Sunday, July 3, 2011

More Acres for the Lord, 1941

More Acres for the Lord was published in Time magazine, July 28, 1941
Erskine Caldwell had some fun with the idea in God's Little Acre: a sly farmer kept moving his consecrated piece of ground to the weediest locations, to make sure that God took a loss instead of a profit. But in the rural South and Midwest the Lord's Acre Plan has saved so many churches that its director last week scheduled a nine-State lecture tour this fall to spread the idea in the Southeast.
Biggest problem in rural church finance is that farmers have little cash to put in the collection plate. But farmers usually have plenty of cotton, wheat or corn-on-the-hoof—and most of them can be induced to work a few extra hours to raise a bit more to help the church. The Lord's Acre Plan asks churchgoing farmers to till an acre or so, or raise extra livestock, and give the extra cash to the church.

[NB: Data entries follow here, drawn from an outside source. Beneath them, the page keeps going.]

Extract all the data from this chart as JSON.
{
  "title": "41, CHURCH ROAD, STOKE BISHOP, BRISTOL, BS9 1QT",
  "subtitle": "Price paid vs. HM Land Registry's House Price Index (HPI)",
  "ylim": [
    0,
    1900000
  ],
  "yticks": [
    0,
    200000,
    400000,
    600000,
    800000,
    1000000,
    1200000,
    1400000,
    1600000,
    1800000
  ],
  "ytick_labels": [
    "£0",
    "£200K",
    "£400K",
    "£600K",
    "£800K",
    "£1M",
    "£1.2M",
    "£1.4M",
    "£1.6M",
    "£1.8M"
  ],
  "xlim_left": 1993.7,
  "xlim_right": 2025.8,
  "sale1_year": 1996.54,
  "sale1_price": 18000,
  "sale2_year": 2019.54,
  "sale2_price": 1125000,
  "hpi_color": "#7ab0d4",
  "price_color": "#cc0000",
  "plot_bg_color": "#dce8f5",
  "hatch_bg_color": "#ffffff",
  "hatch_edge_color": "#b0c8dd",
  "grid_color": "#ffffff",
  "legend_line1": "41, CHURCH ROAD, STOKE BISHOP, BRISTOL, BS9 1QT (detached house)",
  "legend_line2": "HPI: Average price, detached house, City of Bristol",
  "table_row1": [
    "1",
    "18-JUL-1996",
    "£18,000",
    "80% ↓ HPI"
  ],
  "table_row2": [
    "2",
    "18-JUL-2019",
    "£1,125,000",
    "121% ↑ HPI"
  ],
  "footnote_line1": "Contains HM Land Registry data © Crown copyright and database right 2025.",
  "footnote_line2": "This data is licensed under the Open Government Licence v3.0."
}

Inspired by the ancient tithe (gift of a tenth), the Lord's Acre Plan got its start outside the churches eleven years ago, when James G. K. McClure, pious president of the Farmers Federation of North Carolina and son of the late theologian James Gore King McClure, decided the federation should have a religion department—something unique for a run-of-the-mill agricultural cooperative. Its project No. 1 was the Lord's Acre Plan, and its head was and is Mr. McClure's brother-in-law, the Rev. Dumont Clarke, onetime Presbyterian missionary and prep-school chaplain (Lawrenceville, Andover).
Over a thousand churches of 20 denominations in some 20 States have found financial salvation through the Plan. To Asheville, N.C., Lord's Acres' headquarters, churches in 47 States have written for advice. Many a group of missionaries on furlough has flocked to talk with the founders. An important visitor was Japan's No. 1 Christian, Toyohiko Kagawa. Lord's Acres now flourish in India, China, Brazil, Mexico and Japan, furnishing rupees, dollars, miireis, pesos and yen for the local missions.
A Lord's Acre project may be as modest as a pig—North Carolinian Betty Mae Cope raised one for her Methodist church, netted $15.50—or as big as the planting done by farmers near Hendersonville, N.C., who ran up a whole new $8,000 Baptist church with their tithing. Hendersonville's Baptists raised $2,352 in a single year by the Plan. Men fattened pigs for market or planted extra crops. The men's Bible Class grew potatoes as a group project, made $469. Women gave the "Sunday 5" from their flocks, grew flowers to sell. Children fed chicks until they were fryers, picked berries on the hillside and sold them in town.
There is nothing Caldwellesque about such farms. So proud of them are their owners that the Lord's Acre, often dedicated with a religious service, usually bears a neat sign setting it apart. In fact, there are two North Carolina farms whose enthusiastic owners have named them for the Plan: Lord's Acre Farm No. 1, Lord's Acre Farm No. 2.